Step 2: Verify whether QuotaSchedulingPolicy takes effect

In this example, the stress testing tool Fortio is used. For more information, see the Installation section of Fortio on the GitHub website.

  1. Open two terminals and run the following two stress testing commands at the same time to start testing. During the entire testing, make sure that the two terminals work as expected. In the tests on the two terminals, 10 concurrent requests are sent to the service and the queries per second (QPS) is 10,000, which significantly exceeds the concurrent requests that the service can bear.

    fortio load -c 10 -qps 10000  -H "user_type:guest" -t 30s -timeout 60s -a http://${IP address of the ASM ingress gateway}/status/201
    fortio load -c 10 -qps 10000  -H "user_type:subscriber" -t 30s -timeout 60s -a http://${IP address of the ASM ingress gateway}/status/202
    Note

    Replace ${IP address of the ASM ingress gateway} in the preceding commands with the IP address of your ASM ingress gateway. For more information about how to obtain the IP address of the ASM ingress gateway, see substep 1 of Step 3 in the Use Istio resources to route traffic to different versions of a service topic.

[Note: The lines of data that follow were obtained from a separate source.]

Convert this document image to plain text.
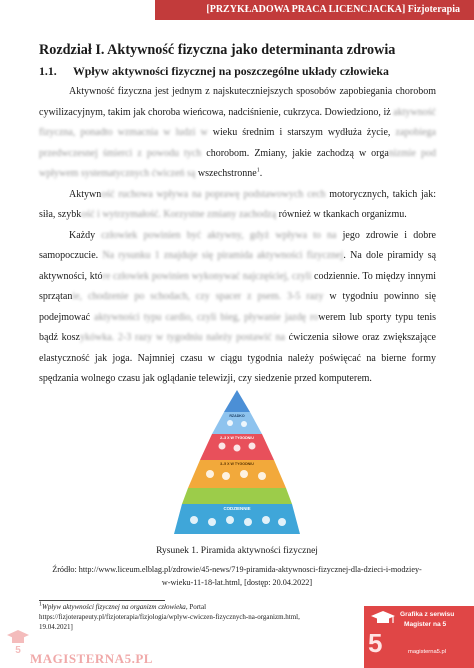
[PRZYKŁADOWA PRACA LICENCJACKA] Fizjoterapia
Rozdział I. Aktywność fizyczna jako determinanta zdrowia
1.1. Wpływ aktywności fizycznej na poszczególne układy człowieka

Aktywność fizyczna jest jednym z najskuteczniejszych sposobów zapobiegania chorobom cywilizacyjnym, takim jak choroba wieńcowa, nadciśnienie, cukrzyca. Dowiedziono, iż aktywność fizyczna, ponadto wzmacnia w ludzi w wieku średnim i starszym wydłuża życie, zapobiega przedwczesnej śmierci z powodu tych chorobom. Zmiany, jakie zachodzą w organizmie pod wpływem systematycznych ćwiczeń są wszechstronne$^1$.

Aktywność ruchowa wpływa na poprawę podstawowych cech motorycznych, takich jak: siła, szybkość i wytrzymałość. Korzystne zmiany zachodzą również w tkankach organizmu.

Każdy człowiek powinien być aktywny, gdyż wpływa to na jego zdrowie i dobre samopoczucie. Na rysunku 1 znajduje się piramida aktywności fizycznej. Na dole piramidy są aktywności, które człowiek powinien wykonywać najczęściej, czyli codziennie. To między innymi sprzątanie, chodzenie po schodach, czy spacer z psem. 3-5 razy w tygodniu powinno się podejmować aktywności typu cardio, czyli bieg, pływanie jazdę rowerem lub sporty typu tenis bądź koszykówka. 2-3 razy w tygodniu należy postawić na ćwiczenia siłowe oraz zwiększające elastyczność jak joga. Najmniej czasu w ciągu tygodnia należy poświęcać na bierne formy spędzania wolnego czasu jak oglądanie telewizji, czy siedzenie przed komputerem.

RZADKO
2–3 X W TYGODNIU
3–5 X W TYGODNIU
CODZIENNIE
Rysunek 1. Piramida aktywności fizycznej
Źródło: http://www.liceum.elblag.pl/zdrowie/45-news/719-piramida-aktywnosci-fizycznej-dla-dzieci-i-modziey-
w-wieku-11-18-lat.html, [dostęp: 20.04.2022]
$^1$Wpływ aktywności fizycznej na organizm człowieka, Portal
https://fizjoterapeuty.pl/fizjoterapia/fizjologia/wplyw-cwiczen-fizycznych-na-organizm.html,
19.04.2021]
5
Grafika z serwisu
Magister na 5
magisterna5.pl
5
MAGISTERNA5.PL
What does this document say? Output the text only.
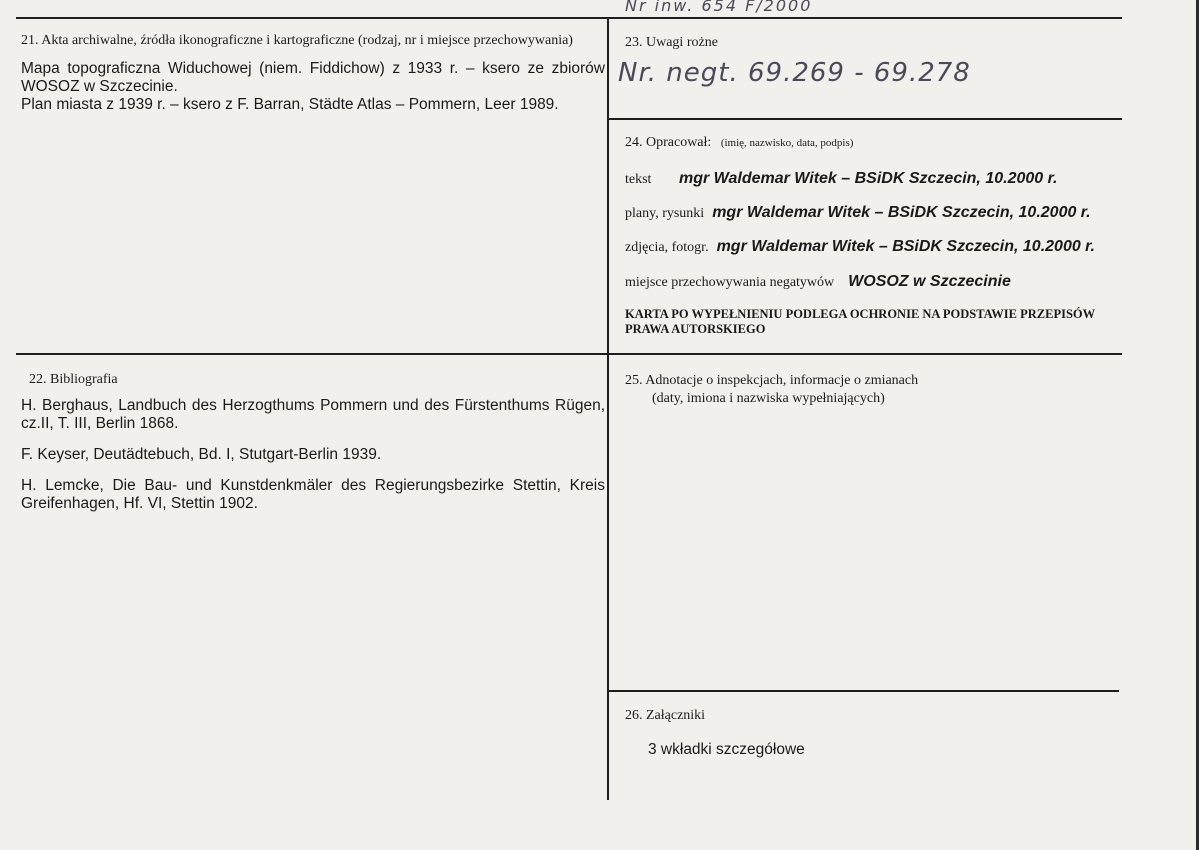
Nr inw. 654 F/2000
21. Akta archiwalne, źródła ikonograficzne i kartograficzne (rodzaj, nr i miejsce przechowywania)
Mapa topograficzna Widuchowej (niem. Fiddichow) z 1933 r. – ksero ze zbiorów WOSOZ w Szczecinie.
Plan miasta z 1939 r. – ksero z F. Barran, Städte Atlas – Pommern, Leer 1989.
22. Bibliografia

H. Berghaus, Landbuch des Herzogthums Pommern und des Fürstenthums Rügen, cz.II, T. III, Berlin 1868.

F. Keyser, Deutädtebuch, Bd. I, Stutgart-Berlin 1939.

H. Lemcke, Die Bau- und Kunstdenkmäler des Regierungsbezirke Stettin, Kreis Greifenhagen, Hf. VI, Stettin 1902.

23. Uwagi rożne
Nr. negt. 69.269 - 69.278
24. Opracował: (imię, nazwisko, data, podpis)
tekst mgr Waldemar Witek – BSiDK Szczecin, 10.2000 r.
plany, rysunki mgr Waldemar Witek – BSiDK Szczecin, 10.2000 r.
zdjęcia, fotogr. mgr Waldemar Witek – BSiDK Szczecin, 10.2000 r.
miejsce przechowywania negatywów WOSOZ w Szczecinie
KARTA PO WYPEŁNIENIU PODLEGA OCHRONIE NA PODSTAWIE PRZEPISÓW PRAWA AUTORSKIEGO
25. Adnotacje o inspekcjach, informacje o zmianach
(daty, imiona i nazwiska wypełniających)
26. Załączniki
3 wkładki szczegółowe
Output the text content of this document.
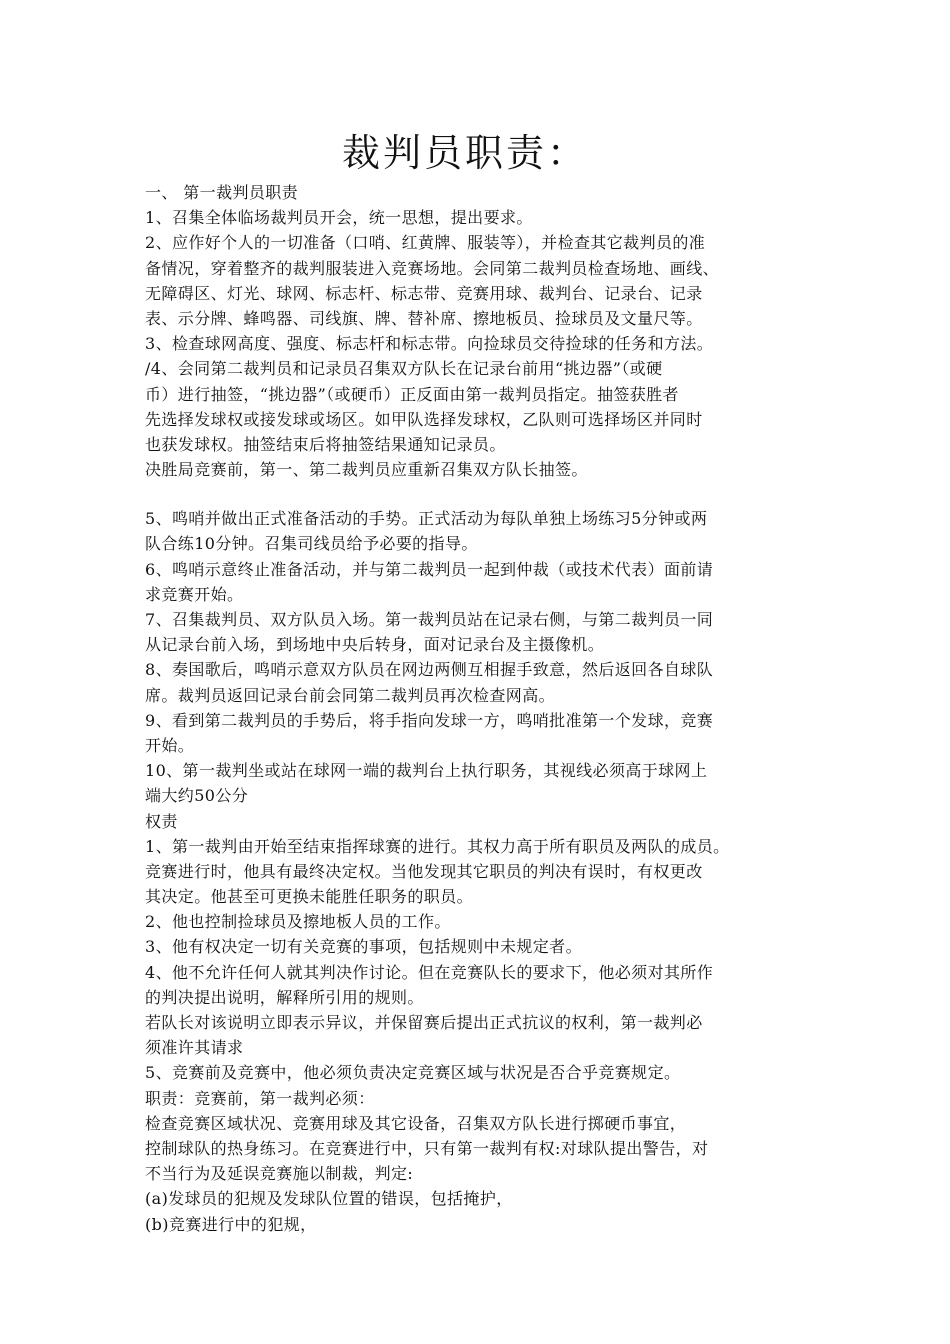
裁判员职责：
一、 第一裁判员职责
1、召集全体临场裁判员开会，统一思想，提出要求。
2、应作好个人的一切准备（口哨、红黄牌、服装等），并检查其它裁判员的准
备情况，穿着整齐的裁判服装进入竞赛场地。会同第二裁判员检查场地、画线、
无障碍区、灯光、球网、标志杆、标志带、竞赛用球、裁判台、记录台、记录
表、示分牌、蜂鸣器、司线旗、牌、替补席、擦地板员、捡球员及文量尺等。
3、检查球网高度、强度、标志杆和标志带。向捡球员交待捡球的任务和方法。
/4、会同第二裁判员和记录员召集双方队长在记录台前用“挑边器”（或硬
币）进行抽签，“挑边器”（或硬币）正反面由第一裁判员指定。抽签获胜者
先选择发球权或接发球或场区。如甲队选择发球权，乙队则可选择场区并同时
也获发球权。抽签结束后将抽签结果通知记录员。
决胜局竞赛前，第一、第二裁判员应重新召集双方队长抽签。
5、鸣哨并做出正式准备活动的手势。正式活动为每队单独上场练习5分钟或两
队合练10分钟。召集司线员给予必要的指导。
6、鸣哨示意终止准备活动，并与第二裁判员一起到仲裁（或技术代表）面前请
求竞赛开始。
7、召集裁判员、双方队员入场。第一裁判员站在记录右侧，与第二裁判员一同
从记录台前入场，到场地中央后转身，面对记录台及主摄像机。
8、奏国歌后，鸣哨示意双方队员在网边两侧互相握手致意，然后返回各自球队
席。裁判员返回记录台前会同第二裁判员再次检查网高。
9、看到第二裁判员的手势后，将手指向发球一方，鸣哨批准第一个发球，竞赛
开始。
10、第一裁判坐或站在球网一端的裁判台上执行职务，其视线必须高于球网上
端大约50公分
权责
1、第一裁判由开始至结束指挥球赛的进行。其权力高于所有职员及两队的成员。
竞赛进行时，他具有最终决定权。当他发现其它职员的判决有误时，有权更改
其决定。他甚至可更换未能胜任职务的职员。
2、他也控制捡球员及擦地板人员的工作。
3、他有权决定一切有关竞赛的事项，包括规则中未规定者。
4、他不允许任何人就其判决作讨论。但在竞赛队长的要求下，他必须对其所作
的判决提出说明，解释所引用的规则。
若队长对该说明立即表示异议，并保留赛后提出正式抗议的权利，第一裁判必
须准许其请求
5、竞赛前及竞赛中，他必须负责决定竞赛区域与状况是否合乎竞赛规定。
职责：竞赛前，第一裁判必须：
检查竞赛区域状况、竞赛用球及其它设备，召集双方队长进行掷硬币事宜，
控制球队的热身练习。在竞赛进行中，只有第一裁判有权:对球队提出警告，对
不当行为及延误竞赛施以制裁，判定:
(a)发球员的犯规及发球队位置的错误，包括掩护，
(b)竞赛进行中的犯规，
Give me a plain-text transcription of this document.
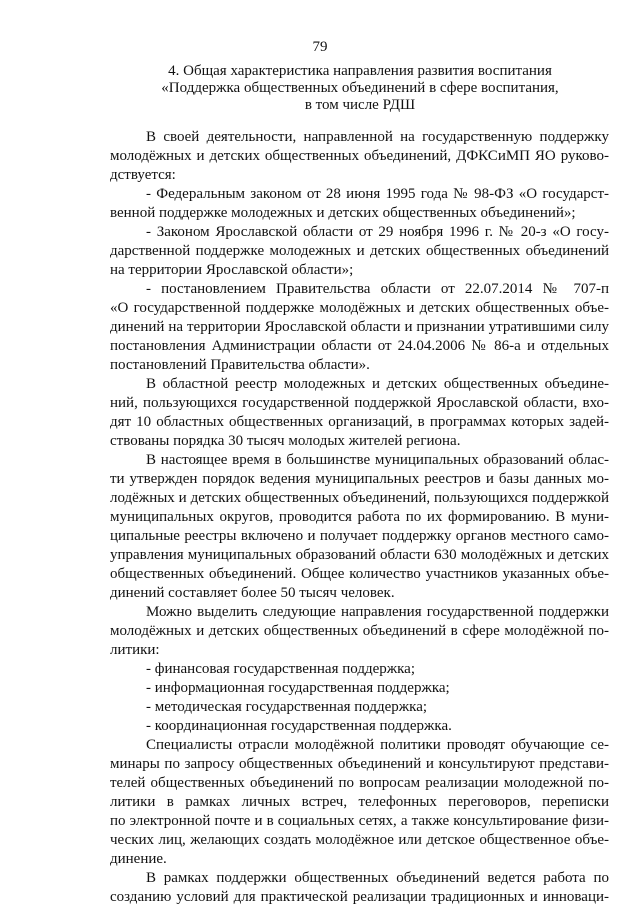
79
4. Общая характеристика направления развития воспитания
«Поддержка общественных объединений в сфере воспитания,
в том числе РДШ
В своей деятельности, направленной на государственную поддержку
молодёжных и детских общественных объединений, ДФКСиМП ЯО руково-
дствуется:
- Федеральным законом от 28 июня 1995 года № 98-ФЗ «О государст-
венной поддержке молодежных и детских общественных объединений»;
- Законом Ярославской области от 29 ноября 1996 г. № 20-з «О госу-
дарственной поддержке молодежных и детских общественных объединений
на территории Ярославской области»;
- постановлением Правительства области от 22.07.2014 № 707-п
«О государственной поддержке молодёжных и детских общественных объе-
динений на территории Ярославской области и признании утратившими силу
постановления Администрации области от 24.04.2006 № 86-а и отдельных
постановлений Правительства области».
В областной реестр молодежных и детских общественных объедине-
ний, пользующихся государственной поддержкой Ярославской области, вхо-
дят 10 областных общественных организаций, в программах которых задей-
ствованы порядка 30 тысяч молодых жителей региона.
В настоящее время в большинстве муниципальных образований облас-
ти утвержден порядок ведения муниципальных реестров и базы данных мо-
лодёжных и детских общественных объединений, пользующихся поддержкой
муниципальных округов, проводится работа по их формированию. В муни-
ципальные реестры включено и получает поддержку органов местного само-
управления муниципальных образований области 630 молодёжных и детских
общественных объединений. Общее количество участников указанных объе-
динений составляет более 50 тысяч человек.
Можно выделить следующие направления государственной поддержки
молодёжных и детских общественных объединений в сфере молодёжной по-
литики:
- финансовая государственная поддержка;
- информационная государственная поддержка;
- методическая государственная поддержка;
- координационная государственная поддержка.
Специалисты отрасли молодёжной политики проводят обучающие се-
минары по запросу общественных объединений и консультируют представи-
телей общественных объединений по вопросам реализации молодежной по-
литики в рамках личных встреч, телефонных переговоров, переписки
по электронной почте и в социальных сетях, а также консультирование физи-
ческих лиц, желающих создать молодёжное или детское общественное объе-
динение.
В рамках поддержки общественных объединений ведется работа по
созданию условий для практической реализации традиционных и инноваци-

    Expected output from test 1:

    ...
    # target 50% 4.83333
    # target 75% 5.20763
    # target 90% 5.38203
    # target 99% 5.48668
    # target 99.9% 5.49714
    Sockets used: 10 (for perfect keepalive, would be 10)
    Uniform: false, Jitter: false
    Code 201 : 70 (100.0 %)
    Response Header Sizes : count 70 avg 249.94286 +/- 0.2871 min 248 max 250 sum 17496
    Response Body/Total Sizes : count 70 avg 249.94286 +/- 0.2871 min 248 max 250 sum 17496
    All done 70 calls (plus 10 warmup) 4566.839 ms avg, 2.1 qps
    Successfully wrote 4693 bytes of Json data to 2024-07-26-232250_114_55_5_155_status_201_iZbp1cz9ur77robaiv085tZ.json

    Expected output from test 2:

    fortio load -c 10 -qps 10000  -H "user_type:subscriber" -t 30s -timeout 60s -a http://114.55.X.XXX/status/202
    ...
    # target 50% 0.253333
    # target 75% 1.875
    # target 90% 4.26635
    # target 99% 4.47301
    # target 99.9% 4.49367
    Sockets used: 10 (for perfect keepalive, would be 10)
    Uniform: false, Jitter: false
    Code 202 : 250 (100.0 %)
    Response Header Sizes : count 250 avg 250.264 +/- 0.4408 min 250 max 251 sum 62566
    Response Body/Total Sizes : count 250 avg 250.264 +/- 0.4408 min 250 max 251 sum 62566
    All done 250 calls (plus 10 warmup) 1226.657 ms avg, 8.0 qps
    Successfully wrote 4509 bytes of Json data to 2024-07-26-232250_114_55_5_155_status_202_iZbp1cz9ur77robaiv085tZ.json

    The preceding outputs show that the average request latency of test 2 is about 1/4 times that of test 1, and the QPS is about four times that of test 1. This is because in the previously defined policy, the priority of the requests of the subscriber type is four times that of requests of the guest type. A total of 320 requests are processed within 30 seconds in two tests. Excluding the 20 requests used for warm-up, the request rate received by the service is exactly 10 requests per second. This proves that the requests received by the service are always within the given limit.